Streamline and Turbulent Flow

The resistance to motion that most fluids provide is referred to as viscosity. Whenever there is relative motion between layers of fluid, viscosity develops. It precisely quantifies the resistance to flow caused by internal friction between fluid layers as they pass through one another during fluid movement. 

Viscosity may also be defined as measuring a fluid’s thickness or barrier to passing items through it. Due to its strong intermolecular interactions, a liquid with a high viscosity resists motion by creating a lot of internal friction, which prevents layers from moving past one another. A fluid with low viscosity, on the other hand, flows readily because its molecular composition causes very little friction when it is in motion.

Now, the question is, what are streamline flow and turbulent flow?

Definition of streamline flow

A laminar flow, also known as a streamline flow, is a continuous flow (as of air) past a solid body in which the direction at each point remains constant over time. The term “streamline flow” refers to a fluid flow that follows a set of rules. So, from one end of the pipe to the other, there is a steady circulation of layers of water. When you see a stream, you initially notice a few factors, such as the speed of the water, the breadth of the stream, the volume of water flowing and so on. The flow of a stream, also known as streamflow, is one of the most important characteristics.

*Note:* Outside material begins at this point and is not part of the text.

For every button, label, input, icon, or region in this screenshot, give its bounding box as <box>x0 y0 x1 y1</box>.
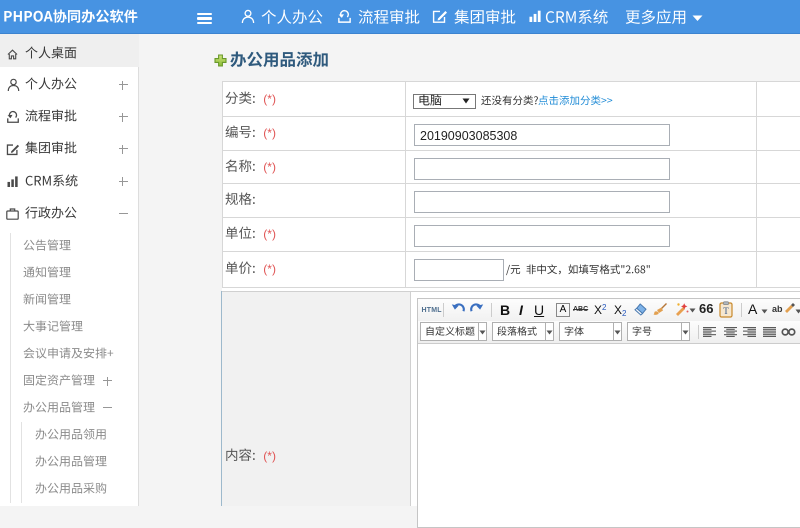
svg-text:T: T <box>723 306 729 316</box>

Definition of turbulent flow

In contrast to laminar flow, which flows in clean channels or layers, turbulent flow can be termed a form of fluid (liquid or gas) movement in which the contained fluid suffers random fluctuations and/or mixing. The fluid’s speed at a given position in a turbulent flow constantly changes in direction and magnitude. Even though the currents are mild, the movement of the river and the winds are often tumultuous in the same sense. While the water or the air eddies and swirls, most of it flows in a definite direction. 

Characteristics of streamline flow

There are no substantial velocity variations in a streamline flow, also known as laminar flow. A streamline is a trail of virtual particles transported together with the fluid. The streamlines are fixed in a steady flow and the fluid follows a smooth and consistent course. This indicates that the flow parameters at each site, such as velocity, pressure and so on, stay constant. 

Consider a laminar flow, which consists of laminae or thin layers parallel to one another. These layers of water flow at various speeds on top of one other in a streamlined motion and there is no mixing between them.

Characteristics of turbulent flow

A turbulent flow has three key characteristics:

• Eddies 
• Recirculation
• Randomness appears to exist.

There is a continual change in amplitude and direction of flow at any given place in a fluid that is undergoing turbulent flow. Blood flow in our bodies is typically streamlined or laminar. However, laminar flow can be interrupted under some high-flow situations, resulting in a turbulent flow. 

At the branch sites of big arteries, the flow is also turbulent. The uneven movement of the fluid’s particles characterises the flow. The average motion is in the flow’s direction. The flow velocity profile for turbulent flow is relatively flat in the pipe’s central portion and rapidly dips near the walls. 

Examples of streamline flow and turbulent flow

Stagnant rivers and canals exemplify laminar flow. The water in tranquil rivers or other bodies of water flows slowly and smoothly. The water body has no waves or swirls, implying that the distinct layers of water do not interfere and follow a straight route parallel to one another.

The blood in the arteries flows in a tumultuous manner. The aorta’s curvature causes the blood flow to bend, forcing the blood cells to mingle together. A turbulent flow develops as a result of this. A turbulent blood flow is often caused by a bulge in the arteries. The arterial wall is also subjected to increased radial pressure and shear stress as a result of this.

Conclusion

There is extensive use of streamline and turbulent flow such as pipes, ducts and heat exchangers are typical examples of industrial equipment that are designed to induce the desired flow regime (laminar or turbulent). 

Particles display extra transverse motion when the flow is turbulent. This increases the heat transfer by raising the rate of energy and momentum exchange between them. Turbulent flow is thus beneficial in situations where a relatively cold fluid is mixed with a warmer fluid to lower the warmer fluid’s temperature.